Another bad habit WoW particularly has is NPC-worship, especially as the game starts off quite lore-heavy after the various plain Warcraft strategy games. This feature turns up in many of the endgame boss fights — you fight your way to the Big Bad, you go through various stages of the fight, and then LO! a lore NPC turns up and spectacularly saves the day, and gets all the credit and the statues and the like (7). The players are marginalized from the game histories, cut out like Stalin's rejects, and of course it's because all the players have defeated all the threats to the world. Everyone's cabinet has the same trophies. Every game server is witness to the same humdrum triumphs.
In contrast, I am unavoidable reminded of the role-playing tour de force that was Skyrim which, with all the pampering luxury of the single player game, was perhaps the most satisfactory gaming experience I've ever had (or if it wasn't, then it was Morrowind). I remember thinking "I wish this was an MMO" because I wanted to share what was happening to me, and not just in a water-cooler sort of way. And although there is an Elder Scrolls MMO in the works, I don't really hold out much hope. What is good about the one is anathema to the other, unless they change the mould.
Is there any way to solve this one for an MMO? Some thoughts:
- Have player-specific quests. OK, the Skyrim Radiant random quest thing got old after a while, but instead of sending every player to the same place to kill the same bandit, generate a random target, and a random place — or trail of places.
- have player-specific plots. SW:TOR does this at the class level, which is still a whole lot better than most. On the general "there are only X many stories in the world" principle, however, as part of character generation you could set an aim — revenge, rescue, discovery, secret past, whatever, and the game could sporadically throw quests your way that related to that theme — so that maybe along with its +19 Endearing Sword of the Kazoo, that boss just dropped a letter giving you the last known location of your missing brother. and when you accomplished that one, you could choose a new motivation. Or something.
- have player-driven worlds. It should be possible for the mass of player action to determine the dénouement of large scale events in the game. Let's say there are some warring factions in the world (not factions that players are locked into) — if more players help one than the other, that faction might advance, kill important NPCs, take new territory — in the simplest example I could think of. This would work as a device only if the players were free to choose — i.e. no Red vs Blue. Anyway, if the game had multiple servers, each server would develop its own history over time. If you were really daring you could experiment with an MMO arc of a fixed duration, a cycle of the world, a generation of its inhabitants, and at the end, everyone gets old and passes on to new characters in a world that has been shaped by the actions of their predecessors. But that's just crazy talk…
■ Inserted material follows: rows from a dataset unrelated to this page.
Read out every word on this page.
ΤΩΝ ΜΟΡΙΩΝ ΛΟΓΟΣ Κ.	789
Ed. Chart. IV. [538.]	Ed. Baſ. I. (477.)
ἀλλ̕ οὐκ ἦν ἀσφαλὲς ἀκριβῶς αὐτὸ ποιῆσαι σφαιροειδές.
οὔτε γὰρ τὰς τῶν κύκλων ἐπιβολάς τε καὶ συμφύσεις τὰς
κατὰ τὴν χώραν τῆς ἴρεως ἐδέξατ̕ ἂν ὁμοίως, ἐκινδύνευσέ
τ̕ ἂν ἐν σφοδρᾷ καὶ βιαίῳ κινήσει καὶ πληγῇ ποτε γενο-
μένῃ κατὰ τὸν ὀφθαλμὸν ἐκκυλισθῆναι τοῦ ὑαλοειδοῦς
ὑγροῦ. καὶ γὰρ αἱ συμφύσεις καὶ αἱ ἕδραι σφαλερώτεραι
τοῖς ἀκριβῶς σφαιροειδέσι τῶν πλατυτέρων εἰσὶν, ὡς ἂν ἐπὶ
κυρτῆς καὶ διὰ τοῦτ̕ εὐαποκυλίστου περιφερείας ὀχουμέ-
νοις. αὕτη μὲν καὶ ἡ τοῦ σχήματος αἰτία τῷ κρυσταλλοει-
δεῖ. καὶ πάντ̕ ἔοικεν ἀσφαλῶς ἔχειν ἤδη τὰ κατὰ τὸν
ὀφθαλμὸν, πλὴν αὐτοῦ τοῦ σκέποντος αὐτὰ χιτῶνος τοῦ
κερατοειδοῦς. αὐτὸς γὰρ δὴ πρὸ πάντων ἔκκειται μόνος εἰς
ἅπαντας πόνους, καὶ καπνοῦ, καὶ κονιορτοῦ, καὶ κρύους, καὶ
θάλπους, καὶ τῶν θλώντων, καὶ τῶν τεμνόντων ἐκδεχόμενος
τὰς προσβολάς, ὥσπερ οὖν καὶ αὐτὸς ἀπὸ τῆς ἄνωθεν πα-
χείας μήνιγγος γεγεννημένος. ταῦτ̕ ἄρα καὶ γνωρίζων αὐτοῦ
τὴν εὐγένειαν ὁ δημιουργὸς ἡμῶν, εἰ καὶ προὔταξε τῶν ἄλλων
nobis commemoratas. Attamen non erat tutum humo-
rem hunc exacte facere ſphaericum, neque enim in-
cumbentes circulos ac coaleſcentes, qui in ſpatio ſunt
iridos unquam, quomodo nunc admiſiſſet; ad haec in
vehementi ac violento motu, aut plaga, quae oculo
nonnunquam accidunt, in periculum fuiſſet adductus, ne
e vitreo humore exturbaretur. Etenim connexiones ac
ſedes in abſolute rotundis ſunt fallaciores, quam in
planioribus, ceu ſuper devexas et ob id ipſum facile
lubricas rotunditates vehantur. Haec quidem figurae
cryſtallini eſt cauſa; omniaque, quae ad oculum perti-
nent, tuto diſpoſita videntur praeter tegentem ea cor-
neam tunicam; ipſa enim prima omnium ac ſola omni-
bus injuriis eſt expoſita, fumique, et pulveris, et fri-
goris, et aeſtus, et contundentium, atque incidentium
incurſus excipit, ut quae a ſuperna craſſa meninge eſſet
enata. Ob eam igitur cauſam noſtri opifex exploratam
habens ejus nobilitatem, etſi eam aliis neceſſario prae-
(6) although I have in my time mocked a friend who desperately had to log onto Eve to buy insurance for his starship. Insurance! In a game!
(7) Again see "The Indecipherables" from "What a Long Strange Trip it's Been.
People have tried both of those models before.
If you try to have the players affect the world, you get the Scarab Lord problem — only the most dedicated players willing to do stupid things ever get near your world-affecting content, everyone else is left out and just sees the server crashing. Or you have to make _loads_ more content and it just doesn't scale.